Грач молчит. С неожиданной для себя нежной и горькой печалью он вдруг вспоминает оставленную дома жену. Торопливо идет через двор, распахивает дверь и видит жену сидящей на койке, на жестком казенном одеяле.
– Ты так и сидела все время?
Маша кивает, шмыгает носом, словно ребенок. Из-под сжатых ресниц бегут частые мелкие слезинки.
– Ты плачешь! – ужасается Грач, в неистовой нежности прижимая ее голову к своей пропыленной гимнастерке.
– Нет… Что ты… выдумал…
– Все образуется, все будет хорошо, – утешает он, и сам не верит в свои слова.
– Ты был там?
– Где же мне быть?
Она снова всхлипывает, вздыхает глубоко и судорожно, расслабленно, но решительно отстраняется.
– Ты вот что, дай-ка мне санитарную сумку. – Она берет его руки, прижимает к груди, говорит медленно и весомо, как мать ребенку: – Я ведь тоже читала про жен пограничников. Я ведь знаю, что они должны делать в такую минуту. И я не боюсь. Если все кончилось, то чего мне бояться? Если же все только начинается, то имею ли я право на боязнь?
Грачу еще не приходилось слышать от нее такой бесстрашной рассудительности. Он думает о том, что вообще не знает свою жену, и с изумлением и восторгом глядит в ее серые глаза, вдруг ставшие такими строгими.

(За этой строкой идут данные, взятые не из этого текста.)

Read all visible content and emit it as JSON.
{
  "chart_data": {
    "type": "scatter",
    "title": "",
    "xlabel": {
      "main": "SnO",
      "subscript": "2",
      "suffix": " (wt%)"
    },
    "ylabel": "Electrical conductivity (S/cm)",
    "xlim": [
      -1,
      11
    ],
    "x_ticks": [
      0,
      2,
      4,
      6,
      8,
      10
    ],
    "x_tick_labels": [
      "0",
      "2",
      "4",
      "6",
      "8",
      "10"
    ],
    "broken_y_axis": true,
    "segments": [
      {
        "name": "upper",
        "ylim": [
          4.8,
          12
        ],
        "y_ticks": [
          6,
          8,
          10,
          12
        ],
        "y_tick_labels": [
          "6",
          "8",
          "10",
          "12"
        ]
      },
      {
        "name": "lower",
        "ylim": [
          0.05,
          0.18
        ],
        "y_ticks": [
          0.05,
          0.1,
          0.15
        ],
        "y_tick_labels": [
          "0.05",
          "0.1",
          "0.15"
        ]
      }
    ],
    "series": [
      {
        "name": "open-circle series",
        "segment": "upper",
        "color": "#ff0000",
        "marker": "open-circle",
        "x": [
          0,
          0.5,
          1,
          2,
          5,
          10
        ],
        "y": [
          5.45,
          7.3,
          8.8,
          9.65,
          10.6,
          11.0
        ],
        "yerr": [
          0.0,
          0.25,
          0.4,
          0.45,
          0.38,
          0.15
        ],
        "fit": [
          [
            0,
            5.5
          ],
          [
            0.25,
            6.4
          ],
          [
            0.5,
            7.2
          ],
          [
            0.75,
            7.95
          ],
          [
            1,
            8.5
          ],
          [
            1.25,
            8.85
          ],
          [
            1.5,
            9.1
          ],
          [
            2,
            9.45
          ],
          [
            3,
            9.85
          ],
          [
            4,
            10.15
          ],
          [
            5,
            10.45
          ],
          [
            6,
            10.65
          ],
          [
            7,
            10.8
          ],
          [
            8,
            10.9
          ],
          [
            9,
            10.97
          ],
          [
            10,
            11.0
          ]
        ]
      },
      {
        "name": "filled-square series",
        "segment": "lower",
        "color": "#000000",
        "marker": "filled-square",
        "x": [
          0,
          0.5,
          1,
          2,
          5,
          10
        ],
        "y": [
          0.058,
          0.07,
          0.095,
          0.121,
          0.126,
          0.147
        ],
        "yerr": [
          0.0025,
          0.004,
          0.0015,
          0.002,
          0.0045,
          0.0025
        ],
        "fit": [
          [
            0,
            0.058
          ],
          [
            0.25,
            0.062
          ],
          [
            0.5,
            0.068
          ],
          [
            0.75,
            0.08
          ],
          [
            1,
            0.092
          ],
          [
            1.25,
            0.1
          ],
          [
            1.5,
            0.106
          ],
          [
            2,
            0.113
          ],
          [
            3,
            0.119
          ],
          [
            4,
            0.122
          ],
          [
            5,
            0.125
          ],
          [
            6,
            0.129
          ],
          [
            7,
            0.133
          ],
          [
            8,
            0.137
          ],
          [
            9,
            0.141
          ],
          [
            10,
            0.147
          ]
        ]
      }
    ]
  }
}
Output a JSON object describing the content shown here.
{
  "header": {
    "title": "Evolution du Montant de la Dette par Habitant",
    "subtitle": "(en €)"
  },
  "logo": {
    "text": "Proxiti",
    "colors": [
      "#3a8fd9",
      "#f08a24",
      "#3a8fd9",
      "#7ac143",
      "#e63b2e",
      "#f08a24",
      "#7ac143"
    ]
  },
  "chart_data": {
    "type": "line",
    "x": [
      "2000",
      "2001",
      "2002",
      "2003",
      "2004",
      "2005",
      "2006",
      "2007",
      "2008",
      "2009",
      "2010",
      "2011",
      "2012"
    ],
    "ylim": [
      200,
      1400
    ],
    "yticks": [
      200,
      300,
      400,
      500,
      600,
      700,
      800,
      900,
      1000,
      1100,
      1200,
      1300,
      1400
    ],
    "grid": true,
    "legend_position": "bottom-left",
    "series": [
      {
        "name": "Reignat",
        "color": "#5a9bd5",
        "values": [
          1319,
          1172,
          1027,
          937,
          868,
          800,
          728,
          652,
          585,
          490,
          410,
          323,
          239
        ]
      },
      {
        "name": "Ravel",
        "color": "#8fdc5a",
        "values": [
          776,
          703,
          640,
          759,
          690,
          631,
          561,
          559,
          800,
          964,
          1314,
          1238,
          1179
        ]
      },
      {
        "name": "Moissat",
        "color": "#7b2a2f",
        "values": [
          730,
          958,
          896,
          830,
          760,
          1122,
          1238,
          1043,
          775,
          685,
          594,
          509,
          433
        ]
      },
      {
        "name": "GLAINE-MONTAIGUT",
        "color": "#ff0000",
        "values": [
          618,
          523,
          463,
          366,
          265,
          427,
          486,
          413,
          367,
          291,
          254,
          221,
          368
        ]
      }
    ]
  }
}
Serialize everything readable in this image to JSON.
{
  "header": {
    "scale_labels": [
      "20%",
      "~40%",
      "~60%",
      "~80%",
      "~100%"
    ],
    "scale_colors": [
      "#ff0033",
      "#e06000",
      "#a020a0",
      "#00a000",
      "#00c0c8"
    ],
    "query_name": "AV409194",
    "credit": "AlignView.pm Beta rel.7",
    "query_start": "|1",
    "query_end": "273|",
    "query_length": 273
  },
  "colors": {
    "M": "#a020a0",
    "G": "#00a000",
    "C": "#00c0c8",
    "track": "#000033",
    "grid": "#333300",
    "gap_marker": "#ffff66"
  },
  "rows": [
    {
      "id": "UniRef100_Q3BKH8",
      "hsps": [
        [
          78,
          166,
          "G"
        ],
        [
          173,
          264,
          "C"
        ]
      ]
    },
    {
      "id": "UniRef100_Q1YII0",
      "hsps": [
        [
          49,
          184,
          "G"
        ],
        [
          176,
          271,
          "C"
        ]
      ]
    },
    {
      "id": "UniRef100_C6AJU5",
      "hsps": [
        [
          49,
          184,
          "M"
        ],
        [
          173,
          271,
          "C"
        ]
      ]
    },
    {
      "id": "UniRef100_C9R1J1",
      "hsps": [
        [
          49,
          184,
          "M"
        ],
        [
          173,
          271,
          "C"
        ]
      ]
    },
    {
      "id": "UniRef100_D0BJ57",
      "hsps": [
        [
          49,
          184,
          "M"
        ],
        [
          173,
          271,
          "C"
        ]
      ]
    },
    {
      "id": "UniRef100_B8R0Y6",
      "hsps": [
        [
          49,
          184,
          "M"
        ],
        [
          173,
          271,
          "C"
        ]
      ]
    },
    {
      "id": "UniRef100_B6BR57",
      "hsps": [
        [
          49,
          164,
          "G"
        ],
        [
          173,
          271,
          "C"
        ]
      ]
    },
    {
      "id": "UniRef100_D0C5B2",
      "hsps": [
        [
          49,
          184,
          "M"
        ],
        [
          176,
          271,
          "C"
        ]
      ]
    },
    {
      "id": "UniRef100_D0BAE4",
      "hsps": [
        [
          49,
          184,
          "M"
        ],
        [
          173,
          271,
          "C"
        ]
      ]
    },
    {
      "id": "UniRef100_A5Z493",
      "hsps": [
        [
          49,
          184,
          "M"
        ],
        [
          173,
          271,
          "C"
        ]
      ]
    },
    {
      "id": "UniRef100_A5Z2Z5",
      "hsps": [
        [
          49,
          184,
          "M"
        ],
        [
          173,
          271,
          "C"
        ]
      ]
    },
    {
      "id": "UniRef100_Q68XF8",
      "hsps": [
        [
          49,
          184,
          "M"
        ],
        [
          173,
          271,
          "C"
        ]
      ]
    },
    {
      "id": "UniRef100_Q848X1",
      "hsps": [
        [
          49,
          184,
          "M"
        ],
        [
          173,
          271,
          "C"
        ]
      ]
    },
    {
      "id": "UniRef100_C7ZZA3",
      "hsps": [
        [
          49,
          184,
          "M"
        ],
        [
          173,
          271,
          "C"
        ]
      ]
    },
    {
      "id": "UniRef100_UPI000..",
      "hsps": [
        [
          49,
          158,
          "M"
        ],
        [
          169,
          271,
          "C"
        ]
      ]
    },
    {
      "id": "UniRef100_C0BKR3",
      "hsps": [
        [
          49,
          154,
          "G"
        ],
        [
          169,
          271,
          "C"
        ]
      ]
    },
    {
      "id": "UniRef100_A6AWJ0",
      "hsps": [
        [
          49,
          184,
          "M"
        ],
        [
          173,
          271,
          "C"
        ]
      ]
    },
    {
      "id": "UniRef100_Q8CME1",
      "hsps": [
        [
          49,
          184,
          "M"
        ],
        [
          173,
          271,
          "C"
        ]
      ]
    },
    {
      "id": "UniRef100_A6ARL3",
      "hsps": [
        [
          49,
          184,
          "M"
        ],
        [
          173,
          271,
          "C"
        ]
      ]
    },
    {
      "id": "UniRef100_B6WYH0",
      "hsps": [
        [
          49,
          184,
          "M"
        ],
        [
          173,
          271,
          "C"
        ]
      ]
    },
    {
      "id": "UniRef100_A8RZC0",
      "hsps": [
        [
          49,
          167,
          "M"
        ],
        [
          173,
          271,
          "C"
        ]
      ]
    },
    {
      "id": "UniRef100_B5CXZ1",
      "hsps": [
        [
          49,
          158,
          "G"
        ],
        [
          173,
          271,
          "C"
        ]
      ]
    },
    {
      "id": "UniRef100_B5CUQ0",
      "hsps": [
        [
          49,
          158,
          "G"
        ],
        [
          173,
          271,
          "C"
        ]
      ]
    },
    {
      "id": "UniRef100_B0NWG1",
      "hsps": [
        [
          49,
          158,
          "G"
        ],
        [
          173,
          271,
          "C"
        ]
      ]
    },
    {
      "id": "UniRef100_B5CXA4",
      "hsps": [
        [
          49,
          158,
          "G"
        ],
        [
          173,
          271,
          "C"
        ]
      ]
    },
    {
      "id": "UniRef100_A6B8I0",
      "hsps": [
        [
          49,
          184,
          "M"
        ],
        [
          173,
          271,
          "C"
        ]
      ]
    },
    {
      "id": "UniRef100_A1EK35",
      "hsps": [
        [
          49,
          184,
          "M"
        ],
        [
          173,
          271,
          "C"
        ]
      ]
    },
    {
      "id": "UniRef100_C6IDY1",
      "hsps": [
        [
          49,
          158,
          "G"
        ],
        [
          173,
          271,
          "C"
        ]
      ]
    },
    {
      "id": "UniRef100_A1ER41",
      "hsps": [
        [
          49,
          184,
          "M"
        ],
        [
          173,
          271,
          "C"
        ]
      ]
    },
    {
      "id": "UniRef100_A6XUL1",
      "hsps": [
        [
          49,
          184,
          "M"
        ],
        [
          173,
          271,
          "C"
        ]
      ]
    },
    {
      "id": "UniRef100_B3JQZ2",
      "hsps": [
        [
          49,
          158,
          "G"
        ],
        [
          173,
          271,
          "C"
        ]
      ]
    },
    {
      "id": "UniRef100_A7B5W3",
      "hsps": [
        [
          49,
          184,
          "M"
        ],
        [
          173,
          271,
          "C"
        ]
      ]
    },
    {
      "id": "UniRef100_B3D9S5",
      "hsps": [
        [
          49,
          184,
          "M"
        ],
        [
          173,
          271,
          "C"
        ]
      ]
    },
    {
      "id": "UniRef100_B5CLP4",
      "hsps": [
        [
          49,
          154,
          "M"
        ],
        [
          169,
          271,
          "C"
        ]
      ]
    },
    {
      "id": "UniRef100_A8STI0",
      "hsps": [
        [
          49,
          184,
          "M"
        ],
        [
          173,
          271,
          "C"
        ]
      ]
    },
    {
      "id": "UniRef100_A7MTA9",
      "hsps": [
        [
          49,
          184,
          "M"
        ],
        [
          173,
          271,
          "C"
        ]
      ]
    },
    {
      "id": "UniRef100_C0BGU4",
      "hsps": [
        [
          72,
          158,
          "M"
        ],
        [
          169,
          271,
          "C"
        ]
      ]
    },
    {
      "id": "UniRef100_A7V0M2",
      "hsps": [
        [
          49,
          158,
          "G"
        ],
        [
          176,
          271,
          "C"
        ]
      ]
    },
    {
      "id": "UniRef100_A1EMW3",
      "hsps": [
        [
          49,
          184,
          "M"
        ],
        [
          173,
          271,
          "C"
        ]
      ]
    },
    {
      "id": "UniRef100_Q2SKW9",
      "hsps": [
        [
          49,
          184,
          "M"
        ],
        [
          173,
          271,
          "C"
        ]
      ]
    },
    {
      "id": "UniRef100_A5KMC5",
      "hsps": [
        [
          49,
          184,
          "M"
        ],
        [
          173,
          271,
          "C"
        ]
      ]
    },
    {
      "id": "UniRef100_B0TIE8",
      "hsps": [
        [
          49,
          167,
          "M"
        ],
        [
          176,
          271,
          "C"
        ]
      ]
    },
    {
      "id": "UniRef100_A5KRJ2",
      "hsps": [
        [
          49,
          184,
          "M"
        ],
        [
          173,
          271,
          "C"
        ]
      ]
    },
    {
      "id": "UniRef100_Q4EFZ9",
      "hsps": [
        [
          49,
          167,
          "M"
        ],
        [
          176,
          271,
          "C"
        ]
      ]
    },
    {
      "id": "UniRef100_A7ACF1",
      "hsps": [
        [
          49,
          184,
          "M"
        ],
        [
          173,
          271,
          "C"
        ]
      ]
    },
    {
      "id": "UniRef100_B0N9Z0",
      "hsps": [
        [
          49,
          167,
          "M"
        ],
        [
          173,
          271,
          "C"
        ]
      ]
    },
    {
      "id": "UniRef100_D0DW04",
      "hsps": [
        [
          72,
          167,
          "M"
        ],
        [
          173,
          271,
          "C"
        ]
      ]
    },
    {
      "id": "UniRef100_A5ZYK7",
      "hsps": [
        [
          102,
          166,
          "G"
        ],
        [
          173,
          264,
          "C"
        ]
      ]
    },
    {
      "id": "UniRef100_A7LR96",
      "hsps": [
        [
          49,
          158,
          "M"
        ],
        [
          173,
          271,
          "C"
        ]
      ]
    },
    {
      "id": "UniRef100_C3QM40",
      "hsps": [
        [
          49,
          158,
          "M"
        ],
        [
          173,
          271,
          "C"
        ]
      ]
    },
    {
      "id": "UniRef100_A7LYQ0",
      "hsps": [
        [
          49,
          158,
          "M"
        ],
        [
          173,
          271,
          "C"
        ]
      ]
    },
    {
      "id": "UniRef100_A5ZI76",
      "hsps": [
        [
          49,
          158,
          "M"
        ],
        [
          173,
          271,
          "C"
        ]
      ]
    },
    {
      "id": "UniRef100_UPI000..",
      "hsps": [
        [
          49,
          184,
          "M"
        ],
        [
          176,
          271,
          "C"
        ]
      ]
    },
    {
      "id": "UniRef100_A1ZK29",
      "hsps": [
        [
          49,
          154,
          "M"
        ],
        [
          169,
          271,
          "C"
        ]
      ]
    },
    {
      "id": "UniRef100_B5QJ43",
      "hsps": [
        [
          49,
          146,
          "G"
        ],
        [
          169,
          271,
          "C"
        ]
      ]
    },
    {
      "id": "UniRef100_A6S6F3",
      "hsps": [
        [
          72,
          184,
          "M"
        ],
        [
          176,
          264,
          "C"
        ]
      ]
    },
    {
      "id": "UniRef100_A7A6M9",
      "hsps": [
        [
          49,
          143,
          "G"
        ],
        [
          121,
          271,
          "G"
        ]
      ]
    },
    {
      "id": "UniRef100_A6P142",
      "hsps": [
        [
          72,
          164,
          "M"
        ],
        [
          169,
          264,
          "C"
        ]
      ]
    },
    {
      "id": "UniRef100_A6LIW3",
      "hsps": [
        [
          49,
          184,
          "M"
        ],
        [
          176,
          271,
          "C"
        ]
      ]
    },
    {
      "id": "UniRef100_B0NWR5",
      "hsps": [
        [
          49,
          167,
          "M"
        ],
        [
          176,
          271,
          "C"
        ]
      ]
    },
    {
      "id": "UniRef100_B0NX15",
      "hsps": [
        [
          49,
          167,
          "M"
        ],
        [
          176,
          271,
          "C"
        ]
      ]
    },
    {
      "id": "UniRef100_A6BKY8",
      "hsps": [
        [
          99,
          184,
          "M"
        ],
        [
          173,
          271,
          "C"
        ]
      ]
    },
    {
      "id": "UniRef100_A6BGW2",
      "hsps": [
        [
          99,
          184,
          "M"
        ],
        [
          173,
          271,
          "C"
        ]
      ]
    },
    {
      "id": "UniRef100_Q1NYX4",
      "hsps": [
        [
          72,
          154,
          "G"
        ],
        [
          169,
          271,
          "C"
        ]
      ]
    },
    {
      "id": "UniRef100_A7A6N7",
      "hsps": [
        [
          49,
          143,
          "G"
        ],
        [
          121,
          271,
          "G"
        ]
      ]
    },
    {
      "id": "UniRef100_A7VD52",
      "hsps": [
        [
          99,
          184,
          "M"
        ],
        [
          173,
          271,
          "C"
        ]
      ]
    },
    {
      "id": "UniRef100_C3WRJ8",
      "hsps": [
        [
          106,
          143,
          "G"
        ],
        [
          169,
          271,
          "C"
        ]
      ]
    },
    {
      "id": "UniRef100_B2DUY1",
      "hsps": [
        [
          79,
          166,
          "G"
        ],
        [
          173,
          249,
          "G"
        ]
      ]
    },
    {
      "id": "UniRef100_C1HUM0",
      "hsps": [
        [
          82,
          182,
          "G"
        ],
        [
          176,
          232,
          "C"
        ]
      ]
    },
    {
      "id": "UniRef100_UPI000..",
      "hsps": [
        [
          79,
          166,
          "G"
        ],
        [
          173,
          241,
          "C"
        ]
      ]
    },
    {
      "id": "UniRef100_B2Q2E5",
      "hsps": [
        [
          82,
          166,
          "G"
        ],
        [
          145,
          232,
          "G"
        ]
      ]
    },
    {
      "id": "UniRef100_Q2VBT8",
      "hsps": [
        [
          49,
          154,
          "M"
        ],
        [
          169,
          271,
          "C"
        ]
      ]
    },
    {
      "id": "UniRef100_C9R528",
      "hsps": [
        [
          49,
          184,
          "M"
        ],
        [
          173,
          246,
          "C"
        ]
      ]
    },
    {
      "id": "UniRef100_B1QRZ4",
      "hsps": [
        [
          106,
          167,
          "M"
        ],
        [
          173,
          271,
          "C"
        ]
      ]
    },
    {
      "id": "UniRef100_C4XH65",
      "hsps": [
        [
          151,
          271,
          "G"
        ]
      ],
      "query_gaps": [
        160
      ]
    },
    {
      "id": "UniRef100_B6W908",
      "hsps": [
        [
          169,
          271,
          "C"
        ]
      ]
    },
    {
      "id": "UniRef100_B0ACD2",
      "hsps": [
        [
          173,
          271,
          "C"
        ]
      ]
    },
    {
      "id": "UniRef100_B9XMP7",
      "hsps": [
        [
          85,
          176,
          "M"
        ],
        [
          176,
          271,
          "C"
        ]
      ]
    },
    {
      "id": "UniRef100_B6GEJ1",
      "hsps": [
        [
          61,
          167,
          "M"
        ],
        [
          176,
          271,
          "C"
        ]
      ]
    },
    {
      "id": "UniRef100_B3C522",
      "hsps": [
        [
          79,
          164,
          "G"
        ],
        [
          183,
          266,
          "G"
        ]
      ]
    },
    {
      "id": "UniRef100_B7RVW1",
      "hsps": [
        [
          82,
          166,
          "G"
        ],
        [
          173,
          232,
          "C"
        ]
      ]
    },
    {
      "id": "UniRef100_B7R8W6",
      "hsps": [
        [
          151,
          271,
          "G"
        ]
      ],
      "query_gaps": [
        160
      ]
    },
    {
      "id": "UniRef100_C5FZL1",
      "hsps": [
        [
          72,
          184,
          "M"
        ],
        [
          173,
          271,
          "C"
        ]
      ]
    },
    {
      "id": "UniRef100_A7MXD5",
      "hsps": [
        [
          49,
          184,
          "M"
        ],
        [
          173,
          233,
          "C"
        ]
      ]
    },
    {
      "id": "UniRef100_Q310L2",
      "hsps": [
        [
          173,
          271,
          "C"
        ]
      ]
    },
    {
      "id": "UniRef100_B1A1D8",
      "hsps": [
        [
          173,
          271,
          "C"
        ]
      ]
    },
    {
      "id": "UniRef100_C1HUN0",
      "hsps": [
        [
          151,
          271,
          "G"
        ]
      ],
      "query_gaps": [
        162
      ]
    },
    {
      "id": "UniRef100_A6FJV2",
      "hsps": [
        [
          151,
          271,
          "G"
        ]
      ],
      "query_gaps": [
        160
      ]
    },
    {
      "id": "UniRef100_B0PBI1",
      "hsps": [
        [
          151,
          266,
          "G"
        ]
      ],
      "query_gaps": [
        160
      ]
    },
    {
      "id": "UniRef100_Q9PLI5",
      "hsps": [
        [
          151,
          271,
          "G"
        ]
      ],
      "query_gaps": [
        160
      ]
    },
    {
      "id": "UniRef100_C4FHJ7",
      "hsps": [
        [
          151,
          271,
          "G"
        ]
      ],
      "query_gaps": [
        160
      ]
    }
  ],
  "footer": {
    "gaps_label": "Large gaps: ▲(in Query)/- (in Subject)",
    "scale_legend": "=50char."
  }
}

– Маша моя! Неужели ты – самая настоящая?!
Он пропускает ее в белый солнечный прямоугольник двери, выходит следом. Возле заставы уже сидят человек пятнадцать рыбаков. Грача удивляет и радует такая оперативность: прежде, чтобы собрать людей, требовались часы.
– Что скажешь, лейтенант?
– Соседи сегодня трижды пытались высадиться на наш берег. Не исключено, что еще полезут.
Из табачного облачка слышится удивленный смешок:
– Никак, воевать с нами вздумали?
И сникает, тонет в общем молчании. За рекой короткими всплесками татакает пулемет. Солнце жжет во всю силу, выкатываясь в зенит.
Грач оглядывает молчаливо покуривающих рыбаков, говорит сухо:
– Нам потребуется ваша помощь…
И умолкает, увидев у блиндажа дежурного по заставе.
– Товарищ лейтенант, срочно к телефону!
Он нетерпеливо хватает трубку, слышит раздраженный голос Голованова:
– Дежурный! Куда ты пропал? Передай начальнику, пусть включит радио. Срочно включайте Москву!
– Понял! – кричит Грач. – Что еще?
– Москву слушайте!
Он вбегает в канцелярию, торопливо крутит ручки своего старенького приемника. В угасающем мерцании звуков ловит строгий размеренный голос:
– Граждане и гражданки Советского Союза! Сегодня в четыре часа утра без предъявления каких-либо претензий к Советскому Союзу, без объявления войны германские войска напали на нашу страну…
– Германские?! – ахают рыбаки.
– …Советским правительством дан нашим войскам приказ отбить разбойничье нападение и изгнать германские войска с территории нашей Родины… Сокрушительный удар агрессору… Наше дело правое. Враг будет разбит.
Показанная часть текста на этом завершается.